I encountered a problem with sin and cos in CUDA compute capability 2.0. It doesn't appear when the code is compiled for CUDA compute capability 1.x. I made a simple code. I test it in GeForce GTX 550 Ti and GeForce GTX 480, both had to the same result.

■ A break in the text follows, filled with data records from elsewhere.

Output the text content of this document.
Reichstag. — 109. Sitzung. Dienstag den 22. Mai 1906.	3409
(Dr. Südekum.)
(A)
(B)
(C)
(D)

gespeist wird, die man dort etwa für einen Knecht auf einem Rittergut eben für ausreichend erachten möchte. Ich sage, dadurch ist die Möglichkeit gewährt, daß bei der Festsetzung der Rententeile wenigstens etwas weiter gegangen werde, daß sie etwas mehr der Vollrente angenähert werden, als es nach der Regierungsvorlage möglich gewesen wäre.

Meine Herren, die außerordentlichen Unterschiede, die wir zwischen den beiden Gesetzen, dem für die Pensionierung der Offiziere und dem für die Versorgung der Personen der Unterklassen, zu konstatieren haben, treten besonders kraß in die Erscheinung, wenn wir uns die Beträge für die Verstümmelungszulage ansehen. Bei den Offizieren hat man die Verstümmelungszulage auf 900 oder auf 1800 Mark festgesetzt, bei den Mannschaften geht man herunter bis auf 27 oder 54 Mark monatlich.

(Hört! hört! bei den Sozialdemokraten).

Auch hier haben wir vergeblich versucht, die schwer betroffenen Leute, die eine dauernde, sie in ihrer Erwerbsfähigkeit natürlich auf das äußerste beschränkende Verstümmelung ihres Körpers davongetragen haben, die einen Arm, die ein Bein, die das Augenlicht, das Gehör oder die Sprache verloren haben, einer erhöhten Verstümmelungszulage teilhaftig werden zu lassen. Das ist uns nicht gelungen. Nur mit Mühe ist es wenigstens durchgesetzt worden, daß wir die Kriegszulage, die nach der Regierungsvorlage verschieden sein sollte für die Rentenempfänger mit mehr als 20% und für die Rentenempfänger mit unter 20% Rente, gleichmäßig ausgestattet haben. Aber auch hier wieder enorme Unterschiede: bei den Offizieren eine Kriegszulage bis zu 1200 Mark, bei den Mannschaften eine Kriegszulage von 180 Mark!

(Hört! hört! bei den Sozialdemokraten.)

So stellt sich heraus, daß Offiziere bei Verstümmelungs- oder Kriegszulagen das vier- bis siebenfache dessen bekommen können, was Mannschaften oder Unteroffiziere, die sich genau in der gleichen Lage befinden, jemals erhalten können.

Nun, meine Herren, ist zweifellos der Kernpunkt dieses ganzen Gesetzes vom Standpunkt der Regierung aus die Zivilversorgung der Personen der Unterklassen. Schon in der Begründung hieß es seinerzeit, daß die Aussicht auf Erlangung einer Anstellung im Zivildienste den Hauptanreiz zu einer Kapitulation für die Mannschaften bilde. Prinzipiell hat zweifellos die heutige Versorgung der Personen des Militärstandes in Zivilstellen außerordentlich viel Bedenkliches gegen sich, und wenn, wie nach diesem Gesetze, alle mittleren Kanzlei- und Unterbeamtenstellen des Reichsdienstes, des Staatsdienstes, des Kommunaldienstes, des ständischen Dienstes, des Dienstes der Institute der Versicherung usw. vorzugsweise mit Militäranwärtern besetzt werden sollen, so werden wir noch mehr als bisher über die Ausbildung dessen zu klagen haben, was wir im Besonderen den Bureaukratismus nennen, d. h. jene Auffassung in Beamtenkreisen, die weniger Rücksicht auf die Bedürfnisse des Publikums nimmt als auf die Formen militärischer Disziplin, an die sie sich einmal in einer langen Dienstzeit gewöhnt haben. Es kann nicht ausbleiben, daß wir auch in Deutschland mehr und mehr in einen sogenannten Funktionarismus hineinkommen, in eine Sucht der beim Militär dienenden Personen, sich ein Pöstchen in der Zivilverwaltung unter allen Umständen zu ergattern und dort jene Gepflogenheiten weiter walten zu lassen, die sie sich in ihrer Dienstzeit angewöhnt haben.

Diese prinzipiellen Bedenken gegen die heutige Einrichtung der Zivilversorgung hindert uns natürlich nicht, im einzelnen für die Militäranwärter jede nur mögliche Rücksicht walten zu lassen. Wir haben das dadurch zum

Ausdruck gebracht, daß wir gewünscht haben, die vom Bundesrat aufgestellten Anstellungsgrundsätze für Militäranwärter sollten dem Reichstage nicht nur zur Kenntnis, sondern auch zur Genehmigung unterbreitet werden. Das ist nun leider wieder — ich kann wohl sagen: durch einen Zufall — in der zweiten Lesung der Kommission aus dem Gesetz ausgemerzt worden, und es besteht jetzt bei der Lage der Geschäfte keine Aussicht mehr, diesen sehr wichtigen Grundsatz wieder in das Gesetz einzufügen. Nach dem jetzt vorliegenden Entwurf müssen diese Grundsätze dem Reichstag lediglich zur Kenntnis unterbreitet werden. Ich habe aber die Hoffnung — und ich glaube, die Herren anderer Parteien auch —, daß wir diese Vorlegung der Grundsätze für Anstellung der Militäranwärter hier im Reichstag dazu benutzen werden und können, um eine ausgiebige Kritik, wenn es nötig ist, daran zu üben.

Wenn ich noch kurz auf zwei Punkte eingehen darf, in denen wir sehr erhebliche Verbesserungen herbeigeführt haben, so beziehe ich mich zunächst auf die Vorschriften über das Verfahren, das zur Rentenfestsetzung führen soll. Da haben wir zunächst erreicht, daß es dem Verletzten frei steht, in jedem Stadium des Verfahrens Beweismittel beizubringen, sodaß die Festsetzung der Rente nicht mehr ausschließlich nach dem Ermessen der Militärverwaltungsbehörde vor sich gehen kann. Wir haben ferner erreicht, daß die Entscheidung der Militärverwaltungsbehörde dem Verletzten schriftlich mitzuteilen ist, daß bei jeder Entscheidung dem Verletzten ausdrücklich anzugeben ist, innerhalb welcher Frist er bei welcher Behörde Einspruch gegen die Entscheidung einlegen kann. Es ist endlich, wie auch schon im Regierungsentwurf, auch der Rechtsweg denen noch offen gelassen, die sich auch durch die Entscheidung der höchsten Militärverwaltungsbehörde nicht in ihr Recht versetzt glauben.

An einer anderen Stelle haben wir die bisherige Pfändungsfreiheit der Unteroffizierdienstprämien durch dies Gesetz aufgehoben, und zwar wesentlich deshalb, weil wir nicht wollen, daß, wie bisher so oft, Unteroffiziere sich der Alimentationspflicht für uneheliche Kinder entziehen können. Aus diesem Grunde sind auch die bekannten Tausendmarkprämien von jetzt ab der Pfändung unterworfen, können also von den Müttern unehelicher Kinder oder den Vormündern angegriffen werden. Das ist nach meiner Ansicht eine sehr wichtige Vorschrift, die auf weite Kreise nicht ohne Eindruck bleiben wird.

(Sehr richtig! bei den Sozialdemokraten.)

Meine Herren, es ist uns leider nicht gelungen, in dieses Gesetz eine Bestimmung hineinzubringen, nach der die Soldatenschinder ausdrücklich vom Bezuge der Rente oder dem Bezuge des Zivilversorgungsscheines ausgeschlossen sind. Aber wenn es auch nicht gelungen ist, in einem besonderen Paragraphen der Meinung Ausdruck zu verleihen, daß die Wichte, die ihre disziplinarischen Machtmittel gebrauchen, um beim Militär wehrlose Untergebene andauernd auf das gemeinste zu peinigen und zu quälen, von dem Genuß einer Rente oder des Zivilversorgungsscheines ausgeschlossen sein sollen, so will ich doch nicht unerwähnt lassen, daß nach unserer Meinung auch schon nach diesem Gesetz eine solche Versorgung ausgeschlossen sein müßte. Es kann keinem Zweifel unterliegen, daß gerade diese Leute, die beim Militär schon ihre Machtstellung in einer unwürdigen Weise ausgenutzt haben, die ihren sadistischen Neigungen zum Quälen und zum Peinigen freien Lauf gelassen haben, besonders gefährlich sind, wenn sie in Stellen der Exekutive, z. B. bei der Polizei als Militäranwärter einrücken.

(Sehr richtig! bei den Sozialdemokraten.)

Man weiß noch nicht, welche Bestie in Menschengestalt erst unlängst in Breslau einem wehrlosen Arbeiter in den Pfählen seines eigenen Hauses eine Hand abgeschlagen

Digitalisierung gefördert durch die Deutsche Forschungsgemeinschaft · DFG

This is the code:
#include <cufft.h>
#include <stdio.h>
#include "cuda.h"
#include "cuda_runtime.h"
#include "device_launch_parameters.h"
#pragma once
#ifdef __INTELLISENSE__
void __syncthreads();
void atomicAdd(int*, int);
#endif
__global__ void cuftFrequency(float* in_data, float* out_data, int N, int M, int fromM = 1)
{
cuComplex s;
float t = 0;
for (int I = threadIdx.x + blockIdx.x * blockDim.x + fromM; I <= M; I += blockDim.x * gridDim.x)
{
s.x = 0;
s.y = 0;
for (int J = 0; J < N; J++)
{
t = (6.0 * (J - N / 2)) / I;
s.x += in_data[J] * cos(t);
s.y += in_data[J] * sin(t);
}
/************************* if no problem, array return values 500, else - same refuse
out_data[I - fromM] = 500;//s.x * s.x + s.y * s.y;
}
}
extern "C" __declspec(dllexport) void cuftColorQualifierExec(float* data, float *spm, int N, int M, int fromM)
{
float* in_data_dev;
float *furie_dev;
cudaDeviceProp prop;
int N_Dev;
memset(&prop, 0, sizeof(cudaDeviceProp));
prop.major = 2;
prop.minor = 0;
prop.maxThreadsPerBlock = M - fromM;
cudaChooseDevice(&N_Dev, &prop);
cudaSetDevice(N_Dev);
cudaGetDeviceProperties(&prop, N_Dev);
int N_thread = 576;
int N_block = 2;
int *Count_dev;
cudaError_t err = cudaMalloc((void**)&in_data_dev, sizeof(float) * N);
if (err != cudaSuccess)
fprintf(stderr, "ERROR \"%s:%d\n", cudaGetErrorString(err), __FILE__, __LINE__);
err = cudaMemcpy(in_data_dev, data, sizeof(float) * N, cudaMemcpyHostToDevice);
if (err != cudaSuccess)
fprintf(stderr, "ERROR \"%s:%d\n", cudaGetErrorString(err), __FILE__, __LINE__);
err = cudaMalloc((void**)&furie_dev, sizeof(float) * (M - fromM + 1));
if (err != cudaSuccess)
fprintf(stderr, "ERROR \"%s:%d\n", cudaGetErrorString(err), __FILE__, __LINE__);
cuftFrequency<<<N_block, N_thread>>>(in_data_dev, furie_dev, N, M, fromM);
err = cudaDeviceSynchronize();
if (err != cudaSuccess)
fprintf(stderr, "ERROR \"%s:%d\n", cudaGetErrorString(err), __FILE__, __LINE__);
err = cudaMemcpy(spm, furie_dev, sizeof(float) * (M - fromM + 1), cudaMemcpyDeviceToHost);
if (err != cudaSuccess)
fprintf(stderr, "ERROR \"%s:%d\n", cudaGetErrorString(err), __FILE__, __LINE__);
err = cudaFree(furie_dev);
if (err != cudaSuccess)
fprintf(stderr, "ERROR \"%s:%d\n", cudaGetErrorString(err), __FILE__, __LINE__);
}
int main()
{
int M = 1024, fromM = 1, N = 4000;
float* data = new float[4000];
float* spm = new float[M - fromM + 1];
for (int I = 0; I < N; I++)
data[I] = cos(6.0 * I);
for (int I = 0; I < M - fromM + 1; I++)
spm[I] = 0;
cuftColorQualifierExec(data, spm, N, M, fromM);
for (int I = 0; I < M - fromM + 1; I++)
fprintf(stdout, "%d: %f\n", I, spm[I]);
return 0;
}
When the number of threads is more than 576, this code don't work, and doesn't return errors. I specifically set 400 value to an array elements, to convince myself that the program reaches up to this point. When the program return correct value, please, change it and test again.
Why this code work correctly when I compile it with compute capability 1.x, but it not working correctly when compute capability 2.0?